Money buys peace of mind when we are able to live within our budget and save for the future. In the present, you will sleep better knowing you have some money in reserve in the event of an emergency. Looking into the future, you will be happy knowing you have built up enough of a nest egg to enable you to retire and live independently for as long as possible. In a six-month experiment, people who received cash transfers of $10,000 generally reported feeling happier than people who did not receive the payment. A recent experiment suggests that money can indeed buy happiness — at least for six months, among households making up to $123,000 a year.
However, this isn't always the case. Some believe that true happiness comes from within and can't be bought. Money can buy a lot of things, but not everything. A happy family, for example, is something you cannot buy. You must work hard to build a good relationship and maintain it. These emotional connections formed are the key to happiness. Once you allow money to become your source of happiness, you will never be satisfied. You will always want more because that shiny, new thing will become old and used one day. With technology introducing new products at lightning speed, there will always be a carrot dangling for you to reach for.

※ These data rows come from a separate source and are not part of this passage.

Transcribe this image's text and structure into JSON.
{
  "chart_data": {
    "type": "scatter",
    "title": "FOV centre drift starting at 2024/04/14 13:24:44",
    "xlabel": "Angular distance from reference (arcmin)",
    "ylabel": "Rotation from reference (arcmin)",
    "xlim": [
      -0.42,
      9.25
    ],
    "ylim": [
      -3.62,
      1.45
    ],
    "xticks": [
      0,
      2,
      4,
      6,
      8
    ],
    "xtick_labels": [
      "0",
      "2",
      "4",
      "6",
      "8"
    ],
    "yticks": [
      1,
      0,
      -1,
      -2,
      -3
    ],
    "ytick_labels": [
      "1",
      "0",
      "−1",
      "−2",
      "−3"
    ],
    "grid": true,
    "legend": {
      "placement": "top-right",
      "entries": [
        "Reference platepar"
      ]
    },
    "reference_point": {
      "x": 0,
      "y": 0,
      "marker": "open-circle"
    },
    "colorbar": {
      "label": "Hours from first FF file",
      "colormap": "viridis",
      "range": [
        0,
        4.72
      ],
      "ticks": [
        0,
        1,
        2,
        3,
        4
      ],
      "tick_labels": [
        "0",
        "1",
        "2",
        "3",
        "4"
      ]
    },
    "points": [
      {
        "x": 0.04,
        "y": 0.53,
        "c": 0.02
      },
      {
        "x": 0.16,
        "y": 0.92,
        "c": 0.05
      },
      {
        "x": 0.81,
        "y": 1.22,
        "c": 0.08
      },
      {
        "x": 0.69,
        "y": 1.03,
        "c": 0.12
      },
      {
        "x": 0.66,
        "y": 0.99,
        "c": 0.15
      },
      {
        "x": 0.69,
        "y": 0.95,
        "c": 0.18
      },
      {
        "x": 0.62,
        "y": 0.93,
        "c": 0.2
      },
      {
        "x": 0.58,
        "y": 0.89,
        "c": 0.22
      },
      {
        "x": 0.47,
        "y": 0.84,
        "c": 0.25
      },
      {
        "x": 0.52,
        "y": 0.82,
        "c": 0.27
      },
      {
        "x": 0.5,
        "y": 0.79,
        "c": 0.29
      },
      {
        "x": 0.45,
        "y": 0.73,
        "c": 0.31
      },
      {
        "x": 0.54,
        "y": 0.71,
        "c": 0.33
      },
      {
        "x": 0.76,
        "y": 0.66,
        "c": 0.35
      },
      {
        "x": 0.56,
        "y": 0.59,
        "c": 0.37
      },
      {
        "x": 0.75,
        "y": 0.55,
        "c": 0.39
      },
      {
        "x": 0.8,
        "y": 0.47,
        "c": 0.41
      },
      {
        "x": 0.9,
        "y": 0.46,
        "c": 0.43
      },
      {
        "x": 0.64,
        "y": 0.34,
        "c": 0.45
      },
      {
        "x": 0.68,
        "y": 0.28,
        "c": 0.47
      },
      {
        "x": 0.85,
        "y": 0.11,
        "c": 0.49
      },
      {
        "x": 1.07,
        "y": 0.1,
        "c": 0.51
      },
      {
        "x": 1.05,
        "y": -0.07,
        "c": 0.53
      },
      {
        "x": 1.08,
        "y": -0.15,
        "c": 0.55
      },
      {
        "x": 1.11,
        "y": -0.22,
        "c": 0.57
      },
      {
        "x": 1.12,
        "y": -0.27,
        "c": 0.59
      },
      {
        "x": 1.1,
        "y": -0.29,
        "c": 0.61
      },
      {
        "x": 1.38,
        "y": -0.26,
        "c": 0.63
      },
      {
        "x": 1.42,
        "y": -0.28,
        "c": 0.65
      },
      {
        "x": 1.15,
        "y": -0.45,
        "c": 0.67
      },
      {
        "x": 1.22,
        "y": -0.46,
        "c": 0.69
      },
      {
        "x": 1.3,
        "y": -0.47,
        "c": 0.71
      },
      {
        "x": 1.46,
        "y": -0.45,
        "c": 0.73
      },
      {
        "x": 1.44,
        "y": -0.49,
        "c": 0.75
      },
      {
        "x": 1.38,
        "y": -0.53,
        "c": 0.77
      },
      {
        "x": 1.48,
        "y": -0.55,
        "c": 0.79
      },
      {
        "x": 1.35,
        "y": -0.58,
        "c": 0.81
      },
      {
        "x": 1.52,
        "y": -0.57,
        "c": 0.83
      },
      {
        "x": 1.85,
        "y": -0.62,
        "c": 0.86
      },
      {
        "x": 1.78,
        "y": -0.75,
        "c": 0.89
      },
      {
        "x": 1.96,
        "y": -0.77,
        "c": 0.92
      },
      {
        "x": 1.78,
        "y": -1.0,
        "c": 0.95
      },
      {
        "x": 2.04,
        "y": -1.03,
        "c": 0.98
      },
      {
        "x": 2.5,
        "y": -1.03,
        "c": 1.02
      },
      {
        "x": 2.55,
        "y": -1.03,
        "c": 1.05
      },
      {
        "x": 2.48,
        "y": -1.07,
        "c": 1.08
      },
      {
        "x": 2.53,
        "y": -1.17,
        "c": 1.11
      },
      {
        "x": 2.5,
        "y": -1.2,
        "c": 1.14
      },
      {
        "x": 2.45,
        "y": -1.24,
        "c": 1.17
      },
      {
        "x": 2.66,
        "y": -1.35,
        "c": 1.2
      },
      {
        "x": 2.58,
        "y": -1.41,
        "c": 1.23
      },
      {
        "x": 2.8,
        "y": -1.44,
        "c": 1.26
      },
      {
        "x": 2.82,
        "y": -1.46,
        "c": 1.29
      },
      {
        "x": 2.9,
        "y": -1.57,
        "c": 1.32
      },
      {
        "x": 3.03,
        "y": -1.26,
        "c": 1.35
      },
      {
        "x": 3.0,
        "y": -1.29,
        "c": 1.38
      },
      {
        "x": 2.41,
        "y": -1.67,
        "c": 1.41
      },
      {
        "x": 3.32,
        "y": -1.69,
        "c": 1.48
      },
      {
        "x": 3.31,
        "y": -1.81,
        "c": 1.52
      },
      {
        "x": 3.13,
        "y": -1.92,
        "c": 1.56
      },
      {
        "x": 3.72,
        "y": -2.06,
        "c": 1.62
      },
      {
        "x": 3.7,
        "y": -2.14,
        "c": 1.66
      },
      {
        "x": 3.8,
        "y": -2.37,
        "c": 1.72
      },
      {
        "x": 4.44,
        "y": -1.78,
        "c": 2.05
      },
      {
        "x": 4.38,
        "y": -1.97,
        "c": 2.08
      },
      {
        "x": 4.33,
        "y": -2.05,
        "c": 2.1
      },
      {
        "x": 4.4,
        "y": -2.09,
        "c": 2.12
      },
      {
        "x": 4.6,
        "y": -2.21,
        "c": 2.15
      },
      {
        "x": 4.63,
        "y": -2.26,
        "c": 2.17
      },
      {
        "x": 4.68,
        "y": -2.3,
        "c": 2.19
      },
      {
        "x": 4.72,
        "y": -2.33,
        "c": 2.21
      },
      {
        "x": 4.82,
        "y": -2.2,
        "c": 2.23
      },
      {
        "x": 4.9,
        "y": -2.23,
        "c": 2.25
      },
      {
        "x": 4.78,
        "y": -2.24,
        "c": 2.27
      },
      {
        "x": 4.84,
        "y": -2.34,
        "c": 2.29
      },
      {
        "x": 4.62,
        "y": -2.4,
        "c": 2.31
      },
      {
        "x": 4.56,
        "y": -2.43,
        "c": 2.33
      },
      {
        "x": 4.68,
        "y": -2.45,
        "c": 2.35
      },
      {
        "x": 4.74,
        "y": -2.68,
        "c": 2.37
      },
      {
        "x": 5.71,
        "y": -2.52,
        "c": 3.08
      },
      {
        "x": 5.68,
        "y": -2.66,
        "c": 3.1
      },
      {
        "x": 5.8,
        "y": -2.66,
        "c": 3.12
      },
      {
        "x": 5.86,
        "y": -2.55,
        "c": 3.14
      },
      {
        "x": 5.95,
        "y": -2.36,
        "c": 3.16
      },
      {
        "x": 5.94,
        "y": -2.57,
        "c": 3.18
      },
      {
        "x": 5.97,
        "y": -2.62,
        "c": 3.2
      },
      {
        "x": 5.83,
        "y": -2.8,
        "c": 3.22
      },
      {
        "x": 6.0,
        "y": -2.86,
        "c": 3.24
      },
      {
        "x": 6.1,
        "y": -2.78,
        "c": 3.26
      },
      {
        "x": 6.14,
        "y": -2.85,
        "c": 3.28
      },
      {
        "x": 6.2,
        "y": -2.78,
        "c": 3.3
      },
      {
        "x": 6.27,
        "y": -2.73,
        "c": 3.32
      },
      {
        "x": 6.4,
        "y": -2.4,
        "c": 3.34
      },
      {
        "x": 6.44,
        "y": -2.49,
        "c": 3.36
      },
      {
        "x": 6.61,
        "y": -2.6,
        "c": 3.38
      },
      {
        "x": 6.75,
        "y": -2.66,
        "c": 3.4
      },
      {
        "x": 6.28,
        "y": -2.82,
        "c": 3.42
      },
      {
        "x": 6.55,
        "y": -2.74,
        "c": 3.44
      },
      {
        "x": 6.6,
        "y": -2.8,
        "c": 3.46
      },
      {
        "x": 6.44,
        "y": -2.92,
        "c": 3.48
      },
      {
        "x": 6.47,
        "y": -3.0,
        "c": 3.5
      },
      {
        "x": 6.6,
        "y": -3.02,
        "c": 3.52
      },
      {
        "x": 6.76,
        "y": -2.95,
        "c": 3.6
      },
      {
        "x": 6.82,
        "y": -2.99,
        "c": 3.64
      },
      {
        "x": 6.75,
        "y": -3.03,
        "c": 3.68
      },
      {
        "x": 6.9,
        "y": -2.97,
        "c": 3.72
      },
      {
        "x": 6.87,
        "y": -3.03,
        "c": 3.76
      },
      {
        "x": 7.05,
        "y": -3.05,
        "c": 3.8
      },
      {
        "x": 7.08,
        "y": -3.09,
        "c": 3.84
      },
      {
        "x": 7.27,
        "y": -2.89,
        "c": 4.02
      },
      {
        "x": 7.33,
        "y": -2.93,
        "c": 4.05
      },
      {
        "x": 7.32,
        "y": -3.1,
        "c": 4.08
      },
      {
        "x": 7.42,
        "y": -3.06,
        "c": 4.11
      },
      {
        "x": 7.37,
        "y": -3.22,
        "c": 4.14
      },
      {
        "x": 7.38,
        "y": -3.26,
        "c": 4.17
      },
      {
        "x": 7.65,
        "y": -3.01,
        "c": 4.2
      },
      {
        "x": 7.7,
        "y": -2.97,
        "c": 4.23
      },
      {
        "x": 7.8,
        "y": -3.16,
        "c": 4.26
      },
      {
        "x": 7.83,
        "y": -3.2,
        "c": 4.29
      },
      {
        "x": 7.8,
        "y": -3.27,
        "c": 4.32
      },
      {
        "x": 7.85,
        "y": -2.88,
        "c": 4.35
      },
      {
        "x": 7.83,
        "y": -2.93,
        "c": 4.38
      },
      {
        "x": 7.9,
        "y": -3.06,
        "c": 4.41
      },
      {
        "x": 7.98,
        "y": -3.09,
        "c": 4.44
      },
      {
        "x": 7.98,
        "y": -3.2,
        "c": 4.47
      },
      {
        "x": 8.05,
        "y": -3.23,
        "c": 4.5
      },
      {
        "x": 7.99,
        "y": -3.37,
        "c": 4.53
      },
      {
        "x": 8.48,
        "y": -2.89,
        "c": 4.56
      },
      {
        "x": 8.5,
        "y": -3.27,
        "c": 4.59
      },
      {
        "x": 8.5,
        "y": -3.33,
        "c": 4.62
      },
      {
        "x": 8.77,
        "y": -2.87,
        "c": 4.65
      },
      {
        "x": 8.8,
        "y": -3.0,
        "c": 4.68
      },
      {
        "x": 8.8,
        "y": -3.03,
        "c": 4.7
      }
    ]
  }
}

Although it may seem like the wealthy are surrounded by an extensive and devoted entourage, oftentimes those friends tend to fade away if the money diminishes or someone more affluent and influential arrives on the scene. Happiness comes from doing the things you love, not from your bank account balance. As for the passions that require money, such as travel and sporting adventures, budgeting and prioritizing will enable you to spend money on what is important to you. What’s more, not only does having plenty of money have nothing to do with the happiness of living a passionate life, but it can even have the opposite effect, too. For instance, money can bring about more debt and worry, which leads to unhappiness. Or it can lead people into temptation such as substance abuse and gambling addiction. The pursuit of money often creates anxiety because there is always the possibility of losing money. The richest person you know probably spends most of their time solving business problems rather than pleasant activities.
Overall, there are many factors that can determine someone's opinion on whether they believe money can buy happiness including your upbringing. Someone who has been brought up with not a lot of money may believe that money does indeed buy happiness as they would appreciate the money a lot more and would put it towards something that matters to them. Whereas someone who has already been brought up having money, might say that it doesn't buy happiness as they have lost some appreciation of the value of money and therefore requires something different to make them happy. But there is no right or wrong in this case as it is purely based on personal experiences. Just know that you can still be happy without money as you start to appreciate the smaller things in life more. Money provides many social advantages that may not be as readily available without it, but money won’t solve all of your problems. Nor will it be able to heal your psychological wounds. Some people see money as a fix for all their issues in life, inner turmoil, and outer obstacles, but it never is the answer to everything. Money can’t buy happiness in the long run, but it can help make life easier. These feelings are transient, but while they last, it feels good to have money.